Even though it isn’t based on Shakespeare’s plays, it’s the most heartfelt film on this list and has a satisfyingly sad, sweet, and non-double-suicide conclusion.

12. Romeo and Juliet (1968)

Franco Zeffirelli’s 1968 adaptation of Romeo and Juliet is the one that best teaches the torches how to burn brightly. Gorgeous young actors and stunning costumes make this film, which was shot on location in Italy in vibrant Technicolor, almost unfathomably beautiful.

It’s worth noting that Leonard Whiting (who plays the unseen Chorus in the film) and Olivia Hussey were both unknowns when they took on the roles of Romeo and Juliet.

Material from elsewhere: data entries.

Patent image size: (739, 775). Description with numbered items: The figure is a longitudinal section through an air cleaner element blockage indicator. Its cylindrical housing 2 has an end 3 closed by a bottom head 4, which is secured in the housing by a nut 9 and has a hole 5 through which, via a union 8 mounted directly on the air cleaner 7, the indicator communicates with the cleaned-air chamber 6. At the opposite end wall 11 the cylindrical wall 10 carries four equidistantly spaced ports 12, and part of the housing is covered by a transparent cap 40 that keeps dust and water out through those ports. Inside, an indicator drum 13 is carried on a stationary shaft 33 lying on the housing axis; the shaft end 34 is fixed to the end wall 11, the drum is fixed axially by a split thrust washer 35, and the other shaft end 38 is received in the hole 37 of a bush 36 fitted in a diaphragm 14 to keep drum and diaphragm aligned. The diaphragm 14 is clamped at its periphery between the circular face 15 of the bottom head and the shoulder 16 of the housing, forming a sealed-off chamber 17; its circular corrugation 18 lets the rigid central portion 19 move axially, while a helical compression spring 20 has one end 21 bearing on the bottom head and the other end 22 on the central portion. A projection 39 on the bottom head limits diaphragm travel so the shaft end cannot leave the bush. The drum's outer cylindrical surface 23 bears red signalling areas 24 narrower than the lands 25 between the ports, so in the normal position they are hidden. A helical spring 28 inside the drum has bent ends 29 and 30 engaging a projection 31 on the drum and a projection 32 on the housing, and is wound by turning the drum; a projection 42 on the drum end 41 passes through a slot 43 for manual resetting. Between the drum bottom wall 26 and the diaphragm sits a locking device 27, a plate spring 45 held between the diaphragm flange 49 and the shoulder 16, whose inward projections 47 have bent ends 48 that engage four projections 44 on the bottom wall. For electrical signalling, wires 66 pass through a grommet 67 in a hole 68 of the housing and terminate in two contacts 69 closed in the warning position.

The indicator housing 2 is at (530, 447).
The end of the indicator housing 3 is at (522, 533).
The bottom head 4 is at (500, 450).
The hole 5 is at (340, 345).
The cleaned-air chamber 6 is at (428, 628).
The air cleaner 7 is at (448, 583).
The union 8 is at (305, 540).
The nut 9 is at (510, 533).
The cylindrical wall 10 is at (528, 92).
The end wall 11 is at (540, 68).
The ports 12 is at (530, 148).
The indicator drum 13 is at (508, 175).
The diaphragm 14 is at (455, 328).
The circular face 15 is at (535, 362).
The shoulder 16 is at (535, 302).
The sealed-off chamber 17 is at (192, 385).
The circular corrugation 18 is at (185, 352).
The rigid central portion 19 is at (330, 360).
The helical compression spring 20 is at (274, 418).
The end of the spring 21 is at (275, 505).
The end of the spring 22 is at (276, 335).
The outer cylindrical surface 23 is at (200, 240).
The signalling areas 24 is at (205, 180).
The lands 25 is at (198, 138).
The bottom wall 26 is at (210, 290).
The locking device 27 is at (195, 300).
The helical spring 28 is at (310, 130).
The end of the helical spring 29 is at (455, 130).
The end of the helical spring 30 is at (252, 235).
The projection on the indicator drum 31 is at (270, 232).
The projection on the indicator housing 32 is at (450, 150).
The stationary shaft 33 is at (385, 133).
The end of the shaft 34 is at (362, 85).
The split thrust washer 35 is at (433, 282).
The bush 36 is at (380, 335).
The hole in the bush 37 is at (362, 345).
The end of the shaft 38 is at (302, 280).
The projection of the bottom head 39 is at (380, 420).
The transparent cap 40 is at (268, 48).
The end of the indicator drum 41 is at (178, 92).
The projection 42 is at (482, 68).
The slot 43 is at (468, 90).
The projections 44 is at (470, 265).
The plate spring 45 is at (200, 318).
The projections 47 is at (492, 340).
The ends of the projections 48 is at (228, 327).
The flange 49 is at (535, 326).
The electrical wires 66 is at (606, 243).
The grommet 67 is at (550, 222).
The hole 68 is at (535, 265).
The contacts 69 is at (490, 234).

Despite the fact that neither of them has the confidence to navigate Shakespeare like Olivier, their artlessness seems to carry their performances better than any brilliant technique or command of the material could ever do.

Aside from Juliet, Nino Rota’s moving love theme is a standout in this production. Its melody is as piercing as the sword that Juliet takes to her heart. Oh, what a joyous dagger you are!

13. West Side Story (1961)

I think it says a lot about Shakespeare’s brilliance that even when we reimagine his plays in strange new settings, they still work. I also think it says a lot about West Side Story’s perfection that it beat out all of the Renaissance retellings of Romeo and Juliet for the top spot among film adaptations.

Former Jet Tony (Richard Beymer) falls in love with Sharks leader Maria (Natalie Wood) from a fire escape in 1950s Manhattan, where rival gangs the Jets and the Sharks are embroiled in an acrimonious turf war.

Despite the fact that Shakespeare is completely absent from the film, Stephen Sondheim, who wrote the lyrics to Leonard Bernstein’s songs as one of his first major jobs, contributes to the soundtrack. While the young lovers are both endearing, it is George Chakiris’ Bernardo (the Tybalt character) and Rita Moreno’s Anita (the Nurse) who steal the show with Oscar-winning performances bolstered by some impressive dancing.

Despite the fact that West Side Story isn’t written in iambic pentameter, its passion and sincerity get right to the heart of Romeo and Juliet.